On the Right Track: $55M SR 347 Expansion Over UPRR

Big Easy Could Have Learned From Lake Okeechobee Flood

Thu September 29, 2005 - National Edition
Jill Barton - ASSOCIATED PRESS



LAKE OKEECHOBEE, FL (AP) A massive hurricane washes out 20 mi. of dike, flooding homes and cities and drowning thousands, most of them too poor to heed warnings to evacuate. Authorities in Florida learned from the 1928 disaster at Lake Okeechobee and have spent decades building a bigger, stronger levee around the lake, one of the nation’s largest.

But those lessons weren’t adopted in New Orleans, and officials there must now learn from what could be an even deadlier tragedy.

The devastation wrought by Katrina and the Lake Okeechobee hurricanes are sadly similar. In 1928, Florida officials knew a big storm could flood the farming communities surrounding Lake Okeechobee with devastating consequences.

They had a warning two years earlier, when a hurricane clipped a corner of the lake and caused a breach that drowned 150 people in rural Moore Haven. When the 1928 hurricane hit, authorities had been talking about the need for a stronger dike but political wrangling put off construction, said Eliot Kleinberg, author of “Black Cloud: The Deadly Hurricane of 1928.”

“Everybody knew the dike could break and there could be flooding,” Kleinberg said. “But they were unwilling to imagine the unimaginable.”

The unimaginable happened when a catastrophic hurricane came ashore in Palm Beach and pushed 30 mi. inland to Lake Okeechobee. The levee failed and a 20-mi. wall of water rushed out of the lake. People watched the water swallow houses as they climbed desperately into attics or trees for safety.

“What happened in New Orleans in a matter of days, happened in Lake Okeechobee in a matter of hours,” Kleinberg said.

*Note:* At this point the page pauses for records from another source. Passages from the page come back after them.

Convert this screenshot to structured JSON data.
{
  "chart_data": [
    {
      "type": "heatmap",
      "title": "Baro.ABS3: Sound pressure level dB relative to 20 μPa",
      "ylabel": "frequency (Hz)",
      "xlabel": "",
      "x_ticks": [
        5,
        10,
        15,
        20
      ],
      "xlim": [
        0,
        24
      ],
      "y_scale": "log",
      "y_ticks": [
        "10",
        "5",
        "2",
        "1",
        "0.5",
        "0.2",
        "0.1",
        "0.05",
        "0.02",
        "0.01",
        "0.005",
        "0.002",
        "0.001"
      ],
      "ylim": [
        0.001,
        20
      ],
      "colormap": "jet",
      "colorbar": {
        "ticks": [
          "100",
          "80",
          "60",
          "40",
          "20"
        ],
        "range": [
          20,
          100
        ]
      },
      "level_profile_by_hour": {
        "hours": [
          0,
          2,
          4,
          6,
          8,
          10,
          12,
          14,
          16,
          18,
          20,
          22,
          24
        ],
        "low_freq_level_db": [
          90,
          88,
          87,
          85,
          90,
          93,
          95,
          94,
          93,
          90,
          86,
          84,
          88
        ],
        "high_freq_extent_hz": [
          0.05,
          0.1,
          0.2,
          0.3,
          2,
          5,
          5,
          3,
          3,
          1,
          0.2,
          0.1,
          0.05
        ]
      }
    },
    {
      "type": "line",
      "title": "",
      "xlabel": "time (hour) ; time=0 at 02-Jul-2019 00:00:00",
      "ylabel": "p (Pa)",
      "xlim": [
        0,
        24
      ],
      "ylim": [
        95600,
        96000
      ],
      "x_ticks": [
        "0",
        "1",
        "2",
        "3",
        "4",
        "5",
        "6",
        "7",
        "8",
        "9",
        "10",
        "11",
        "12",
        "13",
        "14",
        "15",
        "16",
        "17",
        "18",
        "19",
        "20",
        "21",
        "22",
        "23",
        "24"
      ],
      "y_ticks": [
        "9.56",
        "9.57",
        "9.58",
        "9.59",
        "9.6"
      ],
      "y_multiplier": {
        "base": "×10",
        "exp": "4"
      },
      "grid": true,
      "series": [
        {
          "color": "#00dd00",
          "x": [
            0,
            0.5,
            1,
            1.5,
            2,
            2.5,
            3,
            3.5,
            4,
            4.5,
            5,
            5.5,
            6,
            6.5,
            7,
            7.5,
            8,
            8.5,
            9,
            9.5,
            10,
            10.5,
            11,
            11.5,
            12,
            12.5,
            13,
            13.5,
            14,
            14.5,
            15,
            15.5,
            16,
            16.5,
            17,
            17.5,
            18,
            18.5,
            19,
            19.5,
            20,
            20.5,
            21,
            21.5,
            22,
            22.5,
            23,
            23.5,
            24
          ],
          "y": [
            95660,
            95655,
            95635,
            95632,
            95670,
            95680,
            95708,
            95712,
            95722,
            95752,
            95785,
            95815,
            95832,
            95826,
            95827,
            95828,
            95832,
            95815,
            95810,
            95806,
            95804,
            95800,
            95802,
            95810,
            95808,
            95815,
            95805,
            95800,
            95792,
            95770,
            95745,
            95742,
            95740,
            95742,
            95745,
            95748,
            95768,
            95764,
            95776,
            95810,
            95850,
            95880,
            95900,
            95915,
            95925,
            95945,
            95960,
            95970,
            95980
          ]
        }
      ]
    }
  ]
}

John Hendry saw his house blown down around him and he took his wife and three young children into the yard where he tied them in a tree to protect them from the wind and rising water. When the floods reached their feet, he moved his family farther up the tree to escape, said Bill Barnes, who was 7 at the time and later became Hendry’s stepson.

The water stayed for six weeks before receding. More than 2,500 died. Most were poor, black farmworkers from the Caribbean who had no cars and no way out of the storm’s path.

New Orleans and Lake Pontchartrain were even more vulnerable when Katrina hit. A city below sea level fills with water more easily and a lake connected to the Gulf is susceptible to tidal surges. Katrina caused two levees to break, spilling dirty water into more than 80 percent of the city as high as 20 ft. Estimates of the death toll have surpassed 10,000 people. Many of the dead also were too poor to escape. Scott Hagen, associate professor of civil and environmental engineering at University of Central Florida, said the levee system isn’t designed for the slim chance that a disastrous event will occur.

“There’s always a chance we can have an extreme event,” Hagen said. “But it comes down to cost. How much are we as a society willing to invest? And how much risk are we willing to live with?”

In Florida, where an unprecedented four hurricanes slammed the coast last year, authorities have spent decades trying to lessen the risk to residents. At Lake Okeechobee, which covers 700 sq. mi. in south-central Florida, engineers have taken into account two worst-case scenario storms to design the dam.

Corps officials have planned for a Category 3 storm hitting the lake at an unlikely high level of more than 21 ft. After last year’s four hurricanes, the lake reached only 18 ft. Engineers also have planned for a double hit, studying what would happen if a hurricane such as the Category 5 Andrew in 1992 came across from the east and a second storm hit from the southwest, said Susan Sylvester, a Corps hydraulic engineer and water management specialist.

If a hurricane causes a breach, water managers have 50,000 tons of material to repair the dike at 16 locations around the lake. They can drive on the 15-ft. wide crest to reach the breaches — something officials could not do on the skinny Lake Pontchartrain levee.

To repair the breach there, military helicopters dropped 150 sandbags, each weighing 3,000 lbs., to temporarily plug holes.

Lake Okeechobee’s levee suffered no damage during last year’s four hurricanes — though 11 structures on the east side of the lake were damaged, said Jacob Davis, the dike’s project engineer.

Still, the levee is not perfect. It has leaks and boils that require sandbags and repairs. Corps officials are rehabilitating a 4.6-mi. stretch near Port Mayaca that will eventually reach 22 mi. south to Belle Glade.

But the lake has natural protections. Because it sits 30 mi. inland, a hurricane is likely to lose strength once it leaves the warm ocean waters. The wind could slosh the lake water over the top of the levee but it would never be affected by the storm surge at the coast.